Как и большинство других удавшихся фальсификаций, "Коричневая книга" во
многом опиралась на факты. Однако факты, как позже признавал Кестлер, были
смешаны с ложью и "наглым блефом", изготовленным "разведывательным аппаратом
Коминтерна". Большая часть материала, согласно Кестлеру, была написана
основным помощником Мюнценберга Отто Кацем (он же Андре Симон). (46).
Чешский еврей, Кац, как и Мюнценберг, был нестандартным космополитичным
центральноевропейцем, обладавшим большим обаянием и по крайней мере внешне
отнюдь не привязанным к тому доктринерскому сталинизму, которого можно было
бы ожидать от коммунистического аппаратчика.
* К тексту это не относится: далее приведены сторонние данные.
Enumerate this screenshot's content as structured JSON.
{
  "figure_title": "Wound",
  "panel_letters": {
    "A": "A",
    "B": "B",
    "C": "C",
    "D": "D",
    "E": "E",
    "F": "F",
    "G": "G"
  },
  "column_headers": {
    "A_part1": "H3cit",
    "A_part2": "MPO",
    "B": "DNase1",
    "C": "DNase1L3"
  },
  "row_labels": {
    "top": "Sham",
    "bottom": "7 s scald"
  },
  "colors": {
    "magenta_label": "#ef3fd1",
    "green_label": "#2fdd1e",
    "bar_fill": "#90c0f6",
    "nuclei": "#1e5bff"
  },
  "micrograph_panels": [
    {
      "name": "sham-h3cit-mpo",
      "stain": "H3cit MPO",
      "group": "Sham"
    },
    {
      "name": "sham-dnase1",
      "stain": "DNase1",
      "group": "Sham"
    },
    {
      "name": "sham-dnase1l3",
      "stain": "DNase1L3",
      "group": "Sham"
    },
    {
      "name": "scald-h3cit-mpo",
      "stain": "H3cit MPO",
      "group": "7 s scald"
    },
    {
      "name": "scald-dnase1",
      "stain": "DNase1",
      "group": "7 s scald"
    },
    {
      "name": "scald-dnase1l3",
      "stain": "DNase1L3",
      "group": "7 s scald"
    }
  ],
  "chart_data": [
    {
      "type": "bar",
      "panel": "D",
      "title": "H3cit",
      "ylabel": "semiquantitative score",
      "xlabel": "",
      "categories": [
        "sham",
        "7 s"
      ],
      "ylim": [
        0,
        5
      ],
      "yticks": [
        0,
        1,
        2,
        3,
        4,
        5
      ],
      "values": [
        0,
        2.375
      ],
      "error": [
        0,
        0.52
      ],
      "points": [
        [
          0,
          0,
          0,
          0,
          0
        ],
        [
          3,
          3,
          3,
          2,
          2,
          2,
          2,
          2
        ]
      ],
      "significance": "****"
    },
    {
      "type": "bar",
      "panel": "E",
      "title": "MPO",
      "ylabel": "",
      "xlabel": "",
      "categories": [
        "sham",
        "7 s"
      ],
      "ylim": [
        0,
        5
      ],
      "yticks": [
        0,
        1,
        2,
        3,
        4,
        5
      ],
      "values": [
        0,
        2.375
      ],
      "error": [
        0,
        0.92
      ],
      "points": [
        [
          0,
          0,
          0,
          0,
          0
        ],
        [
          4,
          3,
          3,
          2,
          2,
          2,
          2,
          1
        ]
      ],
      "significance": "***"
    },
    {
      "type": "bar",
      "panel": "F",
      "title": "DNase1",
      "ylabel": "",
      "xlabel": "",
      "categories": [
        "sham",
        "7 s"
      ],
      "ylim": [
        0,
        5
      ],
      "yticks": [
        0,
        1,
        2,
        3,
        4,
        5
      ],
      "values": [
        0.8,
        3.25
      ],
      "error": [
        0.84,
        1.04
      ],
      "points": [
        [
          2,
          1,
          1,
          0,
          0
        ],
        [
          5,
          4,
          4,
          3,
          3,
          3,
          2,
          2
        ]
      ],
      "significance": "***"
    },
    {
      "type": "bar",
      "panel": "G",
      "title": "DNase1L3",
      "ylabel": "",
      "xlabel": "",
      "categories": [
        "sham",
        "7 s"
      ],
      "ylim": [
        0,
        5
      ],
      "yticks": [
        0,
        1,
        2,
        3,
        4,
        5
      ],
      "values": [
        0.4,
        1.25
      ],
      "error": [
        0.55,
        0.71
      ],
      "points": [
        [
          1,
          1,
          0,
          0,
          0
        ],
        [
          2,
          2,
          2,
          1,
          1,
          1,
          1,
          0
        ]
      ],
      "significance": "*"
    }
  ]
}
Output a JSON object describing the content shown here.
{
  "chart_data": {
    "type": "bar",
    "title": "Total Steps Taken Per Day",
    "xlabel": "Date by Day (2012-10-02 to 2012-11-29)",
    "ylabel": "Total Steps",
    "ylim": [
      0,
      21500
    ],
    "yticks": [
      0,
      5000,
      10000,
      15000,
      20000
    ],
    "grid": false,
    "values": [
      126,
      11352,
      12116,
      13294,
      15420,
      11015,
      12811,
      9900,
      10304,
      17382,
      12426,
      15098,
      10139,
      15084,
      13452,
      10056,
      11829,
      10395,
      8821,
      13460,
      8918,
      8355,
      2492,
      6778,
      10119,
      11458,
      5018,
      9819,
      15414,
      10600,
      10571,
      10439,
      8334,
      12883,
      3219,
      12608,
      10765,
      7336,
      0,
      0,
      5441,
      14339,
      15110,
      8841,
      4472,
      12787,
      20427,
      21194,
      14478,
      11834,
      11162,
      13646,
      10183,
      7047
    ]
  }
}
В двадцатые годы Кац обзавелся
обширными связями в издательском деле, журналистике, театре и кино. "В
Голливуде, - писала Бабета Гросс, - он очаровывал эмигрировавших немецких
актрис, режиссеров и писателей. Кац пользовался огромным успехом у женщин,
что очень помогало ему в организации комитетов и компаний". (47). Кестлер
соглашался, что Кац был "привлекателен в глазах женщин, особенно среднего
возраста, с благими намерениями, политически активными, и искусно
пользовался ими, чтобы облегчить себе жизнь": ,
"Одной из задач Отто было... шпионить за Вилли по поручению аппарата.
Вилли знал об этом и не обращал внимания. Отто был нужен Вилли, но он почти
не скрывал своего презрительного к нему отношения... Несмотря на все свое
убожество, Отто был, как ни парадоксально, весьма симпатичным человеком. Он
отличался великодушием авантюриста, мог быть отзывчивым, импульсивным и
готовым помочь - пока это не противоречило его интересам". (48).